Slank Hari Ini: Yang Mana Slankers Ori dan Slangkers Karbitan?
![]() |
JPNN |
Penulis: Fauzan Ibn Hasby
Editor: Fatio Nurul Efendi
Cangkeman.net - Salah satu band legendaris Indonesia yang tengah jadi sorotan akhir-akhir ini adalah Slank. Mereka dianggap berubah dan tak lagi seperti dulu oleh para penggemarnya.
Bicara soal Slank, berarti bicara mengenai band legendaris sekaligus rebel milik Indonesia. Sebab tak bisa dipungkiri, fanbase dari band satu ini salah satu fanbase terbesar di negeri ini.
Hingga dewasa ini, lahir pernyataan nyeleneh yang memang datang dari kenyataan yang ada. Pernyataan nyeleneh itu adalah "Dimana ada konser, di situ ada fans Slank yang mengibarkan syal atau bendera berlogo dan bertuliskan Slank".
Hal itu jadi fakta menarik sekaligus nyeleneh. Sebab memang benar adanya, Slank berhasil tumbuh besar di Indonesia sebagai salah satu band paling melejit sepanjang masa.
Beberapa hal yang generik dari performa band tak jarang jadi sebuah faktor. Slank punya semua itu. Mereka berada pada genre heavy rock yang memperlihatkan subgenre dari rock itu sendiri.
Anak muda dari zaman Slank masih muda, hingga kini sudah beranjak tua. Tak pernah merasa Slank benar-benar tua. Lagunya sukses melekat bahkan di setiap generasi.
Selain itu, Slank punya perjalanan karir yang menarik sekaligus heroik. Selama menjalani karir mereka yang hebat, Slank yang begitu lama naik daun dengan fanbase besar di Indonesia pernah jatuh bangun oleh jeratan kasus narkoba dan lain sebagainya.
Bicara soal kasus, Slank sebagai band yang bergerak dalam genre heavy rock tak hanya memiliki kasus soal kasus narkoba. Lebih dari itu, di masa 90an Slank juga dikenal sebagai salah satu dari bagian jajaran musisi yang rajin menciptakan lagu berisi kritik pada pemerintahan.
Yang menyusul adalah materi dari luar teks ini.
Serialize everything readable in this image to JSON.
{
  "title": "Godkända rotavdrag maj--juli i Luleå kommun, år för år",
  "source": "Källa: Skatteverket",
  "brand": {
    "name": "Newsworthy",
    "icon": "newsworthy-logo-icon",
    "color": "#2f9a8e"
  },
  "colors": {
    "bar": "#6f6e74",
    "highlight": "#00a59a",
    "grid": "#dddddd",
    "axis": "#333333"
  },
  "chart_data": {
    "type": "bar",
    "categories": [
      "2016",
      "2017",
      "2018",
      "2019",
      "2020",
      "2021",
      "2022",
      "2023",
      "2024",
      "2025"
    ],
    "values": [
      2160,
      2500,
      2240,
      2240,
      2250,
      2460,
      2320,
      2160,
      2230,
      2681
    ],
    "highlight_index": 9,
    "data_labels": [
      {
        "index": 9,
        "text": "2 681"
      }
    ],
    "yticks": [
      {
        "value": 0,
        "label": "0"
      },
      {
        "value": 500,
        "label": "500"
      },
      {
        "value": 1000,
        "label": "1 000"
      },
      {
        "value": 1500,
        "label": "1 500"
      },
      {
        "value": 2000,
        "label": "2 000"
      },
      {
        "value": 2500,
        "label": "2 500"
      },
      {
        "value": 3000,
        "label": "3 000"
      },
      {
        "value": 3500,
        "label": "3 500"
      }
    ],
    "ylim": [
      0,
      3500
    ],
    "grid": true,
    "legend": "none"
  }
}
Slank yang dikenal memiliki beberapa lagu masterpiece yang isinya soal cinta-cintaan, justru sekaligus banyak menarik minat orang-orang karena beberapa lagunya yang lain yang dianggap berani dan ada dalam mewakili lantangnya suara rakyat.
Beberapa lagu Slank seperti yang berjudul 'Hei Bung', 'Siapa yang Salah', 'Seperti Para Koruptor', 'Gossip Jalanan', sampai 'Aktor Intelektual' jadi bagian kedigdayaan Slank sebagai musisi yang berhasil menarik minat dan simpati masyarakat.
Atas hal itu, tak aneh jika Slank akhirnya berhasil jadi band yang bukan hanya didengarkan karyanya berupa musik. Lebih dari itu, gaya hidup dari sebuah band yang paling dicintai biasanya melekat dan jadi acuan bagi referensi gaya hidup anak muda sebagai penggemarnya.
Bukti dari itu semua, kita pasti sering mendengar kata dari bahasa Indonesia yang tak terlalu baku, yakni kata 'slengean'. Kata itu untuk merujuk gaya, sifat, dan kepribadian seseorang yang terlihat santai, dengan baju compang camping, juga kepribadian dari bahasa verbal yang gaul dan sedikit trendi, namun juga sekaligus (terkadang) sedikit jorok.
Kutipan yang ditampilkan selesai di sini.